Nick had been thrown out of the NFL for kicking his coach's ass during a Monday Night Football game. He knocked the coach to the ground, emptied a Gatorade bucket on the man's head, and coolly walked into the tunnel as the crowd went crazy around him. Nick once told Randy he'd changed his clothes and taken a cab home before the game ended. He never returned to the Superdome or pro football again, and Randy never prodded him for the whole story.
A few months after the incident, Nick enrolled in the master's program at Tulane. Later, he earned a doctorate in Southern studies from the University of Mississippi before coming back to teach classes at Tulane.
"JoJo, tell him to call me if you guys talk."
"His band ain't playin' till...shit...Friday night," JoJo said. "What chu need Nick for?"
"Got a job for him."
"Yeah, put his sorry ass to work. Soon enough he'll be back to the same ol' same ol', drinkin' and smokin'."
At the foot of the bar, an old man watched the two talking. A cigar hung from his mouth as he brushed ashes from his corduroy jacket lined with scarlike patches. His gray eyes darted from JoJo to Randy, then back down to the drink in front of him.
"If you talk to him, tell him to call me," Randy said, getting up to leave and offering JoJo his hand. He knew JoJo would find Nick; he was the man's best friend.

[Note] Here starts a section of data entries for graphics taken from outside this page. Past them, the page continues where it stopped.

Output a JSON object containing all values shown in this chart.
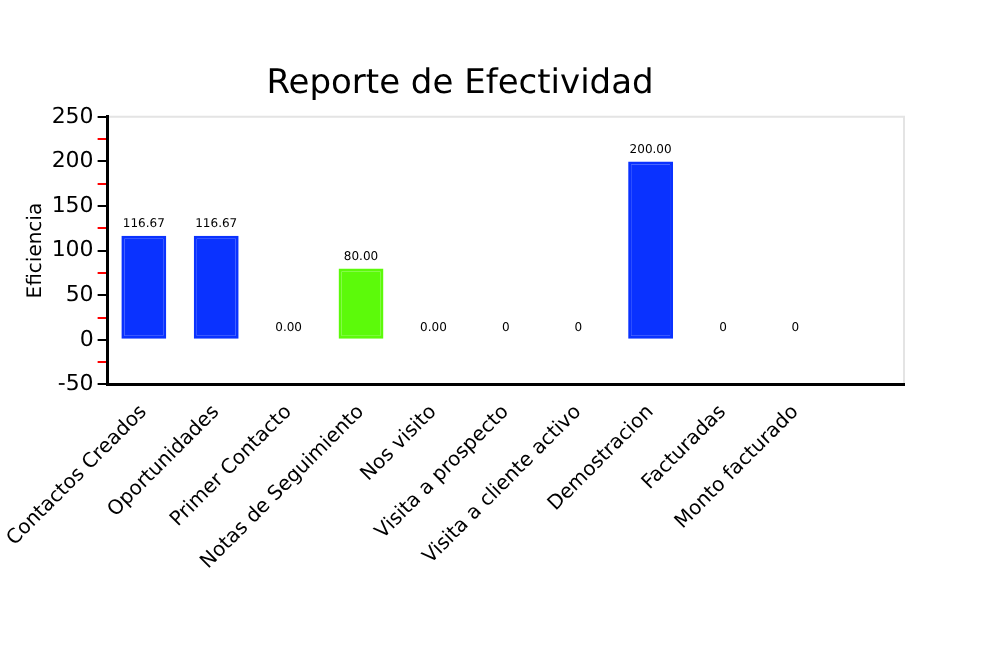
{
  "chart_data": {
    "type": "bar",
    "title": "Reporte de Efectividad",
    "ylabel": "Eficiencia",
    "categories": [
      "Contactos Creados",
      "Oportunidades",
      "Primer Contacto",
      "Notas de Seguimiento",
      "Nos visito",
      "Visita a prospecto",
      "Visita a cliente activo",
      "Demostracion",
      "Facturadas",
      "Monto facturado",
      null
    ],
    "values": [
      116.67,
      116.67,
      0,
      80,
      0,
      0,
      0,
      200,
      0,
      0,
      0
    ],
    "colors": [
      "#0a32ff",
      "#0a32ff",
      "#ff6464",
      "#5cfa0a",
      "#ff6464",
      "#ff6464",
      "#ff6464",
      "#0a32ff",
      "#ff6464",
      "#ff6464",
      "#ff6464"
    ],
    "value_labels": [
      "116.67",
      "116.67",
      "0.00",
      "80.00",
      "0.00",
      "0",
      "0",
      "200.00",
      "0",
      "0",
      null
    ],
    "ylim": [
      -50,
      250
    ],
    "yticks": [
      -50,
      {
        "value": -25,
        "label": null
      },
      0,
      {
        "value": 25,
        "label": null
      },
      50,
      {
        "value": 75,
        "label": null
      },
      100,
      {
        "value": 125,
        "label": null
      },
      150,
      {
        "value": 175,
        "label": null
      },
      200,
      {
        "value": 225,
        "label": null
      },
      250
    ],
    "grid": false,
    "legend": false
  }
}
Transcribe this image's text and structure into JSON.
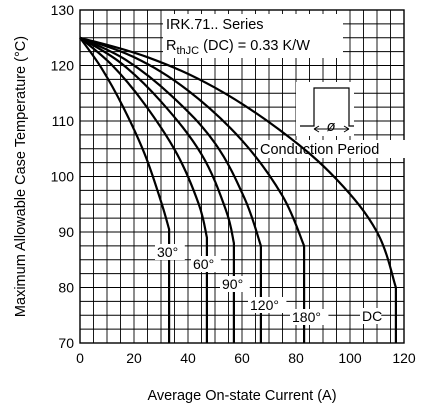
{
  "chart_data": {
    "type": "line",
    "xlabel": "Average On-state Current (A)",
    "ylabel": "Maximum Allowable Case Temperature (°C)",
    "xlim": [
      0,
      120
    ],
    "ylim": [
      70,
      130
    ],
    "x_ticks": [
      "0",
      "20",
      "40",
      "60",
      "80",
      "100",
      "120"
    ],
    "y_ticks": [
      "70",
      "80",
      "90",
      "100",
      "110",
      "120",
      "130"
    ],
    "grid": true,
    "annotation": {
      "line1": "IRK.71.. Series",
      "rth_main": "R",
      "rth_sub": "thJC",
      "rth_rest": " (DC) = 0.33 K/W",
      "phi": "ø",
      "conduction_label": "Conduction Period"
    },
    "series": [
      {
        "name": "30°",
        "x": [
          0,
          8,
          16,
          24,
          30,
          33,
          33
        ],
        "y": [
          125,
          119.5,
          112.5,
          104,
          95.5,
          90.5,
          70
        ]
      },
      {
        "name": "60°",
        "x": [
          0,
          12,
          24,
          36,
          44,
          47,
          47
        ],
        "y": [
          125,
          120,
          113,
          104,
          95,
          89,
          70
        ]
      },
      {
        "name": "90°",
        "x": [
          0,
          15,
          30,
          45,
          54,
          57,
          57
        ],
        "y": [
          125,
          120.5,
          113.5,
          104,
          94,
          88,
          70
        ]
      },
      {
        "name": "120°",
        "x": [
          0,
          17,
          34,
          50,
          61,
          67,
          67
        ],
        "y": [
          125,
          121,
          114.5,
          106,
          96,
          87.5,
          70
        ]
      },
      {
        "name": "180°",
        "x": [
          0,
          20,
          40,
          60,
          75,
          83,
          83
        ],
        "y": [
          125,
          121.5,
          115.5,
          106.5,
          96.5,
          87.5,
          70
        ]
      },
      {
        "name": "DC",
        "x": [
          0,
          25,
          50,
          75,
          95,
          110,
          117,
          117
        ],
        "y": [
          125,
          121.5,
          116,
          108,
          99.5,
          90,
          80,
          70
        ]
      }
    ],
    "colors": {
      "line": "#000000",
      "grid": "#000000",
      "background": "#ffffff"
    }
  }
}
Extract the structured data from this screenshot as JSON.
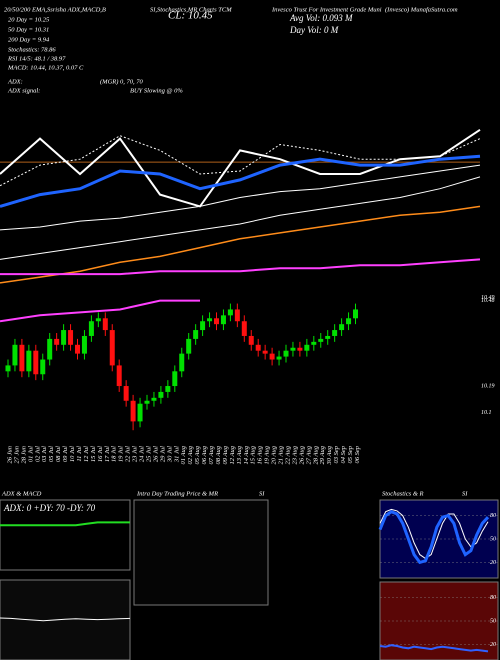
{
  "header": {
    "indicators": "20/50/200 EMA,Ssrisha ADX,MACD,B",
    "indicators2": "SI,Stochastics,MR Charts TCM",
    "close": "CL: 10.45",
    "company": "Invesco Trust For Investment Grade Muni",
    "site": "(Invesco) MunafaSutra.com",
    "avg_vol": "Avg Vol: 0.093 M",
    "day_vol": "Day Vol: 0  M",
    "ma20": "20 Day = 10.25",
    "ma50": "50 Day = 10.31",
    "ma200": "200 Day = 9.94",
    "stoch": "Stochastics: 78.86",
    "rsi": "RSI 14/5: 48.1 / 38.97",
    "macd": "MACD: 10.44, 10.37, 0.07 C",
    "adx": "ADX:",
    "adx_values": "(MGR) 0, 70, 70",
    "adx_signal": "ADX  signal:",
    "signal": "BUY Slowing @ 0%"
  },
  "intraday": {
    "title": "Intra Day Trading Price & MR",
    "title2": "SI"
  },
  "chart_data": [
    {
      "type": "candlestick",
      "categories": [
        "26 Jun",
        "27 Jun",
        "28 Jun",
        "01 Jul",
        "02 Jul",
        "03 Jul",
        "05 Jul",
        "08 Jul",
        "09 Jul",
        "10 Jul",
        "11 Jul",
        "12 Jul",
        "15 Jul",
        "16 Jul",
        "17 Jul",
        "18 Jul",
        "19 Jul",
        "22 Jul",
        "23 Jul",
        "24 Jul",
        "25 Jul",
        "26 Jul",
        "29 Jul",
        "30 Jul",
        "31 Jul",
        "01 Aug",
        "02 Aug",
        "05 Aug",
        "06 Aug",
        "07 Aug",
        "08 Aug",
        "09 Aug",
        "12 Aug",
        "13 Aug",
        "14 Aug",
        "15 Aug",
        "16 Aug",
        "19 Aug",
        "20 Aug",
        "21 Aug",
        "22 Aug",
        "23 Aug",
        "26 Aug",
        "27 Aug",
        "28 Aug",
        "29 Aug",
        "30 Aug",
        "03 Sep",
        "04 Sep",
        "05 Sep",
        "06 Sep"
      ],
      "open": [
        10.24,
        10.26,
        10.33,
        10.24,
        10.31,
        10.23,
        10.28,
        10.35,
        10.33,
        10.38,
        10.33,
        10.3,
        10.36,
        10.41,
        10.42,
        10.38,
        10.26,
        10.19,
        10.14,
        10.07,
        10.13,
        10.14,
        10.15,
        10.17,
        10.19,
        10.24,
        10.3,
        10.35,
        10.38,
        10.41,
        10.42,
        10.4,
        10.43,
        10.45,
        10.41,
        10.36,
        10.33,
        10.31,
        10.3,
        10.28,
        10.29,
        10.31,
        10.32,
        10.31,
        10.33,
        10.34,
        10.35,
        10.36,
        10.38,
        10.4,
        10.42
      ],
      "high": [
        10.28,
        10.35,
        10.35,
        10.33,
        10.33,
        10.3,
        10.37,
        10.37,
        10.4,
        10.4,
        10.35,
        10.38,
        10.43,
        10.44,
        10.44,
        10.4,
        10.28,
        10.21,
        10.16,
        10.15,
        10.16,
        10.17,
        10.19,
        10.21,
        10.26,
        10.32,
        10.37,
        10.4,
        10.43,
        10.44,
        10.44,
        10.45,
        10.47,
        10.47,
        10.43,
        10.38,
        10.35,
        10.33,
        10.32,
        10.31,
        10.33,
        10.34,
        10.34,
        10.35,
        10.36,
        10.37,
        10.38,
        10.4,
        10.42,
        10.44,
        10.47
      ],
      "low": [
        10.22,
        10.24,
        10.22,
        10.22,
        10.21,
        10.21,
        10.26,
        10.31,
        10.31,
        10.31,
        10.28,
        10.28,
        10.34,
        10.39,
        10.36,
        10.24,
        10.17,
        10.12,
        10.04,
        10.05,
        10.11,
        10.12,
        10.13,
        10.15,
        10.17,
        10.22,
        10.28,
        10.33,
        10.36,
        10.39,
        10.38,
        10.38,
        10.41,
        10.39,
        10.34,
        10.31,
        10.29,
        10.28,
        10.26,
        10.26,
        10.27,
        10.29,
        10.29,
        10.29,
        10.31,
        10.32,
        10.33,
        10.34,
        10.36,
        10.38,
        10.4
      ],
      "close": [
        10.26,
        10.33,
        10.24,
        10.31,
        10.23,
        10.28,
        10.35,
        10.33,
        10.38,
        10.33,
        10.3,
        10.36,
        10.41,
        10.42,
        10.38,
        10.26,
        10.19,
        10.14,
        10.07,
        10.13,
        10.14,
        10.15,
        10.17,
        10.19,
        10.24,
        10.3,
        10.35,
        10.38,
        10.41,
        10.42,
        10.4,
        10.43,
        10.45,
        10.41,
        10.36,
        10.33,
        10.31,
        10.3,
        10.28,
        10.29,
        10.31,
        10.32,
        10.31,
        10.33,
        10.34,
        10.35,
        10.36,
        10.38,
        10.4,
        10.42,
        10.45
      ],
      "up_color": "#00e000",
      "down_color": "#ff1010",
      "ylim": [
        10.0,
        11.1
      ],
      "yticks": [
        10.49,
        10.48,
        10.19,
        10.1
      ]
    },
    {
      "type": "line",
      "x": [
        0,
        1,
        2,
        3,
        4,
        5,
        6,
        7,
        8,
        9,
        10,
        11,
        12
      ],
      "xlim": [
        0,
        12
      ],
      "ylim": [
        10.0,
        11.1
      ],
      "hline": 10.95,
      "hline_color": "#b0601a",
      "series": [
        {
          "color": "#ffffff",
          "width": 2,
          "values": [
            10.91,
            11.03,
            10.91,
            11.03,
            10.84,
            10.8,
            10.99,
            10.96,
            10.91,
            10.91,
            10.96,
            10.97,
            11.06
          ]
        },
        {
          "color": "#ffffff",
          "width": 1,
          "dashed": true,
          "values": [
            10.87,
            10.94,
            10.96,
            11.04,
            10.99,
            10.91,
            10.92,
            11.01,
            10.99,
            10.96,
            10.96,
            10.97,
            11.03
          ]
        },
        {
          "color": "#1f64ff",
          "width": 3,
          "values": [
            10.8,
            10.84,
            10.86,
            10.92,
            10.91,
            10.86,
            10.89,
            10.94,
            10.96,
            10.94,
            10.94,
            10.96,
            10.97
          ]
        },
        {
          "color": "#ffffff",
          "width": 1,
          "values": [
            10.72,
            10.73,
            10.75,
            10.76,
            10.78,
            10.8,
            10.83,
            10.85,
            10.86,
            10.88,
            10.9,
            10.92,
            10.94
          ]
        },
        {
          "color": "#ffffff",
          "width": 1,
          "values": [
            10.62,
            10.64,
            10.66,
            10.68,
            10.7,
            10.72,
            10.74,
            10.77,
            10.79,
            10.81,
            10.83,
            10.86,
            10.9
          ]
        },
        {
          "color": "#ff8c1a",
          "width": 1.5,
          "values": [
            10.54,
            10.56,
            10.58,
            10.61,
            10.63,
            10.66,
            10.69,
            10.71,
            10.73,
            10.75,
            10.77,
            10.78,
            10.8
          ]
        },
        {
          "color": "#ff40ff",
          "width": 2,
          "values": [
            10.57,
            10.57,
            10.57,
            10.57,
            10.58,
            10.58,
            10.58,
            10.59,
            10.59,
            10.6,
            10.6,
            10.61,
            10.62
          ]
        },
        {
          "color": "#ff40ff",
          "width": 2,
          "values": [
            10.41,
            10.43,
            10.44,
            10.45,
            10.48,
            10.48,
            null,
            null,
            null,
            null,
            null,
            null,
            null
          ]
        }
      ]
    },
    {
      "type": "line",
      "title": "ADX  & MACD",
      "label": "ADX: 0  +DY: 70  -DY: 70",
      "ylim": [
        0,
        100
      ],
      "series": [
        {
          "color": "#22dd22",
          "width": 2,
          "values": [
            64,
            64,
            64,
            64,
            64,
            64,
            64,
            64,
            66,
            68,
            68,
            68,
            68
          ]
        }
      ]
    },
    {
      "type": "line",
      "ylim": [
        -1,
        1
      ],
      "series": [
        {
          "color": "#ffffff",
          "width": 1,
          "values": [
            0.05,
            0.04,
            0.02,
            0,
            -0.02,
            0,
            0.02,
            0.03,
            0.02,
            0.01,
            0.02,
            0.03,
            0.04
          ]
        }
      ]
    },
    {
      "type": "line",
      "title": "Stochastics & R",
      "title2": "SI",
      "ylim": [
        0,
        100
      ],
      "yticks": [
        80,
        50,
        20
      ],
      "background": "#000050",
      "series": [
        {
          "color": "#ffffff",
          "width": 1,
          "values": [
            70,
            85,
            88,
            86,
            80,
            65,
            45,
            30,
            25,
            30,
            50,
            70,
            82,
            82,
            70,
            50,
            40,
            45,
            60,
            72
          ]
        },
        {
          "color": "#1f64ff",
          "width": 3,
          "values": [
            62,
            80,
            85,
            82,
            70,
            50,
            30,
            20,
            22,
            40,
            65,
            78,
            80,
            70,
            45,
            30,
            35,
            55,
            70,
            78
          ]
        }
      ]
    },
    {
      "type": "line",
      "ylim": [
        0,
        100
      ],
      "yticks": [
        80,
        50,
        20
      ],
      "background": "#5a0606",
      "series": [
        {
          "color": "#3060ff",
          "width": 2,
          "values": [
            18,
            17,
            19,
            18,
            16,
            15,
            17,
            16,
            15,
            14,
            16,
            17,
            16,
            15,
            14,
            13,
            12,
            13,
            12,
            11
          ]
        }
      ]
    }
  ]
}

Randy took another sip of coffee and stood watching Loretta. She had a drunk tourist on stage and was getting him to hold her big satin-covered hips as she sang the nasty blues. The old man at the bar watched her too, his face flat and expressionless. His black, parched skin the same texture as the worn photographs on the wall.
Randy and the man's eyes met, then the old man looked away
"One of our colleagues left for the Delta a few weeks ago," Randy said. "He's disappeared."
"Yeah, I think a great deal of him. He's a good guy."